Erzurum’un kadın egemen bir şehir olduğunu belirten Güzel, milli kahramanı kadın olan tek şehrin Erzurum olduğunu hatırlatarak, tarihte isminden bahsedilen çok sayıda Erzurumlu güçlü kadınların varlığından bahsedip, bunlar içerisinde İzmir işgali sırasında Erzurumlu kadınları toplayıp miting yapan Faika Hakkı Hanım’dan, Kurtuluş Savaşı’nda müfrezesi ile destan yazan üsteğmen Fatma Seher’e kadar birçok güçlü kadından örnekler verdi.
Başkan Güzel; Semerkant’a “Şehirlerin Şahı ”, Kahire’ye “Şehirlerin Annesi”, Kurtuba’ya “Şehirlerin Pırlantası” ismi verildiği gibi Erzurum’a da “Güçlü Kadınların Şehri” denilmesinin uygun olacağını belirtti.
ÜÇ ANA BAŞLIK ALTINDA 12 SUNUM GERÇEKLEŞTİRİLDİ
Güçlü Kadınlar Sempozyumunun Prof. Dr. Leyla Sağlam’ın başkanlığını yaptığı İz Bırakan Türk Kadınları başlıklı birinci oturum ile başlayan sempozyumda Prof. Dr. Esin Dayı Tarihte Türk Kadını, Prof. Dr. Nesrin Feyzioğlu Edebiyatta ve Musikide Türk Kadını, Dr. Veli Kılıçarslan Tanzimat Sonrası Edebiyatta Türk Kadını, Doç. Dr. Didem Özışık Sanatta Türk Kadını, Prof. Dr. Zülal Özkurt ise Bilimde Türk Kadını başlıkları altında sunumlarını gerçekleştirdiler.

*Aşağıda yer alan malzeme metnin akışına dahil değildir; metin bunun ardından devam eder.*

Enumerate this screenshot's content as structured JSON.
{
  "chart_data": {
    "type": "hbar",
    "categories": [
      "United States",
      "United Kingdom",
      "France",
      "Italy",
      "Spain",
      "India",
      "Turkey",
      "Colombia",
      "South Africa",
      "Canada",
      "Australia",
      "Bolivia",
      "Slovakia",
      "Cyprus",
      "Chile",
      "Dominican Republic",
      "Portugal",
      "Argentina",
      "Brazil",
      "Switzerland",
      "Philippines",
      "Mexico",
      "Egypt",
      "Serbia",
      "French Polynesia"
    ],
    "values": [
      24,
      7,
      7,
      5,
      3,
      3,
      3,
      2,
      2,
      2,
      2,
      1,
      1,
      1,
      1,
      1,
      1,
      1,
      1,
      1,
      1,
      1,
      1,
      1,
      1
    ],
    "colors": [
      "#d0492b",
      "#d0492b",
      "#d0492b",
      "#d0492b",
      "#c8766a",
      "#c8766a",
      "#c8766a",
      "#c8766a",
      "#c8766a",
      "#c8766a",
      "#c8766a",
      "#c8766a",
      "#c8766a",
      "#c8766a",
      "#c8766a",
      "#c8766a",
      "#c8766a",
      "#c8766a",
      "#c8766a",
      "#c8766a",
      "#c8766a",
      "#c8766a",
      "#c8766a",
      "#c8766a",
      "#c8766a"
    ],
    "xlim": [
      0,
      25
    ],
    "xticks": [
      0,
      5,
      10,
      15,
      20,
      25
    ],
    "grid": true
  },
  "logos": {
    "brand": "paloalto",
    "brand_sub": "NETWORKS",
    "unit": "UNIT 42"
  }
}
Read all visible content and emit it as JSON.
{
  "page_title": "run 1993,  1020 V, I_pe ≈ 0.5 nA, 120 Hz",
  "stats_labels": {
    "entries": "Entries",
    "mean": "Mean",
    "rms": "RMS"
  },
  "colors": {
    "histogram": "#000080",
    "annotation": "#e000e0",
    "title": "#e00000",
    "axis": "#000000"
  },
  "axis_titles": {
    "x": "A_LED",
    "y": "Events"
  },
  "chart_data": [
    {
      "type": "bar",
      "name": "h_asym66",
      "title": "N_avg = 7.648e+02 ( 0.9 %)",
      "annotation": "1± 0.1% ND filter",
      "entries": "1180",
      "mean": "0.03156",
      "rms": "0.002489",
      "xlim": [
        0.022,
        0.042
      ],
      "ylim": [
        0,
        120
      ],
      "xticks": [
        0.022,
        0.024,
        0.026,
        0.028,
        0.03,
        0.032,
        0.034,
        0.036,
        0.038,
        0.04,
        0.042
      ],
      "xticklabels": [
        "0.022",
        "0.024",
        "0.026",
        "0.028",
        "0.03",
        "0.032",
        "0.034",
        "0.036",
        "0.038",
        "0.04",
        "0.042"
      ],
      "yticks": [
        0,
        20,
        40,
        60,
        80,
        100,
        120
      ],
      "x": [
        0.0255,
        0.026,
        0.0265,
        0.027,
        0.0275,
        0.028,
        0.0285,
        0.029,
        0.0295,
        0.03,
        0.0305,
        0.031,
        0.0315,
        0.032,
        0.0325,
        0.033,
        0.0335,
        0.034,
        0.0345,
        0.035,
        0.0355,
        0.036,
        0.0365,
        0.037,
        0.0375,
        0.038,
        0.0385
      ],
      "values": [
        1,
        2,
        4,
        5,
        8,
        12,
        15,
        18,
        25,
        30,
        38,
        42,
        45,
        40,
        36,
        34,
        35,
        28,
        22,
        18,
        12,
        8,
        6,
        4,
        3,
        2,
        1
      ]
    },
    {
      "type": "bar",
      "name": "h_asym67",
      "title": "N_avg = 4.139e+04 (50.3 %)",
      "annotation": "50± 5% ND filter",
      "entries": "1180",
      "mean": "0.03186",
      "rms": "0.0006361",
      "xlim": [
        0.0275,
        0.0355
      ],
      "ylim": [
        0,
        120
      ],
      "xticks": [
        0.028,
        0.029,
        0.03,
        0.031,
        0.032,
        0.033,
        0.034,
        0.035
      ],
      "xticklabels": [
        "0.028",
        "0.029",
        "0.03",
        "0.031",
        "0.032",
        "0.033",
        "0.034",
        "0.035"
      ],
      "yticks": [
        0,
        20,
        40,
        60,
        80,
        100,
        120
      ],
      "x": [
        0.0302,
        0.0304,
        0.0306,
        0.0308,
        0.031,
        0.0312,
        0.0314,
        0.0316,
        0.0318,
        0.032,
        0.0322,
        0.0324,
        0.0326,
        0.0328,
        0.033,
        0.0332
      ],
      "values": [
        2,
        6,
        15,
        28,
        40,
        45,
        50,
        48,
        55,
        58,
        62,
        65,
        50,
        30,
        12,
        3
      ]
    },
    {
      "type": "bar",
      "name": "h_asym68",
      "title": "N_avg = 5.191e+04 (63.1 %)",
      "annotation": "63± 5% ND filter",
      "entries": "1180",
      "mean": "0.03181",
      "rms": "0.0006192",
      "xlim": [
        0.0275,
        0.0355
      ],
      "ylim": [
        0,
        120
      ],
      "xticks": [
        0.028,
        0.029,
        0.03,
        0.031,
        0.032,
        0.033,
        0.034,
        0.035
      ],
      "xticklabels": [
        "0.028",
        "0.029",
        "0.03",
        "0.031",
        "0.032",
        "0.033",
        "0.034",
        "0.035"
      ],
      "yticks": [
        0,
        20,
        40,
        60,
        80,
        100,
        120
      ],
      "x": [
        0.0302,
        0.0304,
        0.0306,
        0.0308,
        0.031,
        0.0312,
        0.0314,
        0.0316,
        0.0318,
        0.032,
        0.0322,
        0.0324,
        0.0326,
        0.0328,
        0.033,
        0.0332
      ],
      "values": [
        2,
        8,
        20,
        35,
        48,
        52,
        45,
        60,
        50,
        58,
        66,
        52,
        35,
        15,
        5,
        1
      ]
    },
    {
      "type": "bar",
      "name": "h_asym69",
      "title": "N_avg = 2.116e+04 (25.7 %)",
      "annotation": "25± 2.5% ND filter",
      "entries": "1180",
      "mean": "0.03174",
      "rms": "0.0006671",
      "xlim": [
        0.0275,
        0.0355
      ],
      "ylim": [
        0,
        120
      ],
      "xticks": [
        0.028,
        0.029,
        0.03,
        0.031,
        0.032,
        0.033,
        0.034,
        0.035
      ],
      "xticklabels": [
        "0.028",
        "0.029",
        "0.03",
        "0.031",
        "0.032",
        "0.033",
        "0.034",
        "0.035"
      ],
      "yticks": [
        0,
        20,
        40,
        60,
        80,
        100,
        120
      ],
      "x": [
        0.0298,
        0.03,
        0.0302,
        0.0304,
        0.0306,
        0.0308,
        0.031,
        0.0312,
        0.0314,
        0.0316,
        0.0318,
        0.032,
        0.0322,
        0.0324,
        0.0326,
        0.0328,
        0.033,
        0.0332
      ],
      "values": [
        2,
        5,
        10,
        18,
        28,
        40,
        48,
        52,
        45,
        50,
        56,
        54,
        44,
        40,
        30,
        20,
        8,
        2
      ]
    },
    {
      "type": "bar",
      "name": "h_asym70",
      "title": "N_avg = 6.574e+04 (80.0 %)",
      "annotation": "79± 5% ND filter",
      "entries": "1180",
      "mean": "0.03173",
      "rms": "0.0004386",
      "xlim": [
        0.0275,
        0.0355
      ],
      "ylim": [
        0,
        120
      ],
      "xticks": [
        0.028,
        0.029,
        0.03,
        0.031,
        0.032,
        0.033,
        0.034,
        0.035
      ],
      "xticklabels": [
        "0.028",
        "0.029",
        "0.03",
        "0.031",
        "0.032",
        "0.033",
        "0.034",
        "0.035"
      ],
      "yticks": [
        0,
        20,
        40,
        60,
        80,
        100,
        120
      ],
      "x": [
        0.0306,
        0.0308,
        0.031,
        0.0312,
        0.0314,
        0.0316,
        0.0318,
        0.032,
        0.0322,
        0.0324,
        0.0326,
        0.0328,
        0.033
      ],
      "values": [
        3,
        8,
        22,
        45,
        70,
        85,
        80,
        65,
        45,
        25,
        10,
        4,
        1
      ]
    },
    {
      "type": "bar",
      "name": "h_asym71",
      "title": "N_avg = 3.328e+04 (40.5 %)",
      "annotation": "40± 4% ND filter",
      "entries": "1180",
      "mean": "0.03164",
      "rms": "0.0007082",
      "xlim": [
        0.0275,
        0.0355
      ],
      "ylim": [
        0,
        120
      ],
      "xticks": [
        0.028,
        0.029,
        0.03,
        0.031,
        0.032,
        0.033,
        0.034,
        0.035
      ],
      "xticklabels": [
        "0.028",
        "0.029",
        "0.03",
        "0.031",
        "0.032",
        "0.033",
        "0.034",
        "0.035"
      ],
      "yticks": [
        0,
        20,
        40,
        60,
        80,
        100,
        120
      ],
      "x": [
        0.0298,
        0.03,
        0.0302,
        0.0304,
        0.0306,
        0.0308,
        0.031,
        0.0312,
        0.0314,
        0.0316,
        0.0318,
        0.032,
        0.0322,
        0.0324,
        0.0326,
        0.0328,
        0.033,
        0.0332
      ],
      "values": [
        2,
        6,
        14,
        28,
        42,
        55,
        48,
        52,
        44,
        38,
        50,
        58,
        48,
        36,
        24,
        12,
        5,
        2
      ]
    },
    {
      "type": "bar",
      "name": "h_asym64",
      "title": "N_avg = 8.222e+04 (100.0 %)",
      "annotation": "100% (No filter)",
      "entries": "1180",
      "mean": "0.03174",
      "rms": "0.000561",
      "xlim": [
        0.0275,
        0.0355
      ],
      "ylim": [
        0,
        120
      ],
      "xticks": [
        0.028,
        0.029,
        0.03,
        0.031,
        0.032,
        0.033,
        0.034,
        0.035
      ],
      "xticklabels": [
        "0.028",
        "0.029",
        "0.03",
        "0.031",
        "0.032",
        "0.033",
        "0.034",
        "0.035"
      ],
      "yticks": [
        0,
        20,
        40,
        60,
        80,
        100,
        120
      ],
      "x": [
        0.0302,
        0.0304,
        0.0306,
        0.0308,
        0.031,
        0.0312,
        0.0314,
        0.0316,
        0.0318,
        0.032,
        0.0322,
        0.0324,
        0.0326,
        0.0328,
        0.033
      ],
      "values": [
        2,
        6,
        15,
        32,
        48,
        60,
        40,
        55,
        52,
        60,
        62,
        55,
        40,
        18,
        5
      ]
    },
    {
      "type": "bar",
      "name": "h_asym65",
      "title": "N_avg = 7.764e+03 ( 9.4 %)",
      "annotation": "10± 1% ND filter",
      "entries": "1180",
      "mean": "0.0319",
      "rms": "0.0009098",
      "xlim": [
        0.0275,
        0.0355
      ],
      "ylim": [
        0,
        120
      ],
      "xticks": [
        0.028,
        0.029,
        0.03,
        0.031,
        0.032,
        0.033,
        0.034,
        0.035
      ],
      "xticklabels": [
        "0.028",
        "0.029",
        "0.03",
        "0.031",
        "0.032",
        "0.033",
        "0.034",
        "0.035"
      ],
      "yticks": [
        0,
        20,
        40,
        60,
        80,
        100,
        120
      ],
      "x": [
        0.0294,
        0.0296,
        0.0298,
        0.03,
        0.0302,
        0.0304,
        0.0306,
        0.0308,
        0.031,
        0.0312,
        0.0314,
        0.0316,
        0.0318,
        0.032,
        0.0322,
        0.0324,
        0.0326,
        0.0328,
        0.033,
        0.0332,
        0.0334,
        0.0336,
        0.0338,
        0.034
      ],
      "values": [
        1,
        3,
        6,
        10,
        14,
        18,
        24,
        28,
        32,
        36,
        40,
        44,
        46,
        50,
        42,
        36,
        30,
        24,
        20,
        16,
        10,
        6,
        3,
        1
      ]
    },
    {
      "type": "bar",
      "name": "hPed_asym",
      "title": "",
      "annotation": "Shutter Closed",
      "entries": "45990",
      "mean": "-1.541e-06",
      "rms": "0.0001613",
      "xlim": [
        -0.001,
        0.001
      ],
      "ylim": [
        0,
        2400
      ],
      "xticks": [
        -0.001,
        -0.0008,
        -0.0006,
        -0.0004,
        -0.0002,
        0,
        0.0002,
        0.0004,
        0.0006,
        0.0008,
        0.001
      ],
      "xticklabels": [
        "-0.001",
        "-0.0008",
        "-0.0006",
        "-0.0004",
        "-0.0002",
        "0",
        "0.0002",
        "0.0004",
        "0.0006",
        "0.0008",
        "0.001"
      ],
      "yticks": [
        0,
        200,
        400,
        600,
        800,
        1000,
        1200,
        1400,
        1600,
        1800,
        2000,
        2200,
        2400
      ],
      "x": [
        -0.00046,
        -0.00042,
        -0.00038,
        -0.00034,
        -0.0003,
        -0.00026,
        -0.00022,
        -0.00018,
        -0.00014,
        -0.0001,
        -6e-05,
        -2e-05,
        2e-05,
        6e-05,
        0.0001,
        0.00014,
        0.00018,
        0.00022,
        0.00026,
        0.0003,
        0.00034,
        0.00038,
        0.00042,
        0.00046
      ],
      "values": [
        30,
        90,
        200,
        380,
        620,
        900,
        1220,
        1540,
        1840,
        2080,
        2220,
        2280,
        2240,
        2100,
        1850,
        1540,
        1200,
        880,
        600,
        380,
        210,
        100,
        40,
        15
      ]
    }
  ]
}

Doç. Dr. Dilşad Güzel’in başkanlığını yaptığı Toplumsal Yaşamda Türk Kadını başlıklı ikinci oturumda Doç. Dr. Esra Hacımüftüoğlu İslam’da Kadın, Av. Ayşe Dilruba Çınar Karadabağ Hukukta Kadın, Prof. Dr. Mevlüt Özben Sosyal Hayatta Kadın, Prof. Dr. Nuray Karaca Ailede Kadın, Feride Eda Çalıkuşu ise İş Dünyasında Kadın başlıklarıyla konu hakkındaki görüş ve fikirlerini aktardılar.
Son oturum ise Prof. Dr. Reva Balcı Akpınar başkanlığında gerçekleşen Cumhuriyet Kadınları konusuyla Dr. Öğr. Üyesi Esra Çınar Tanrıverdi Pandeminin Kadın Kahramanları, Nuran Çelenk, Havva Kanca ve Arzu Özdoğan Köy Öğretmenleri ve Köy Ebeleri başlıkları kapsamında sunumlarını yaptılar.
Sempozyum, Atatürk Üniversitesi Edebiyat Fakültesi öğretim üyelerinden Prof. Dr. Hüseyin Yurttaş’ın şiir dinletisi ile son buldu.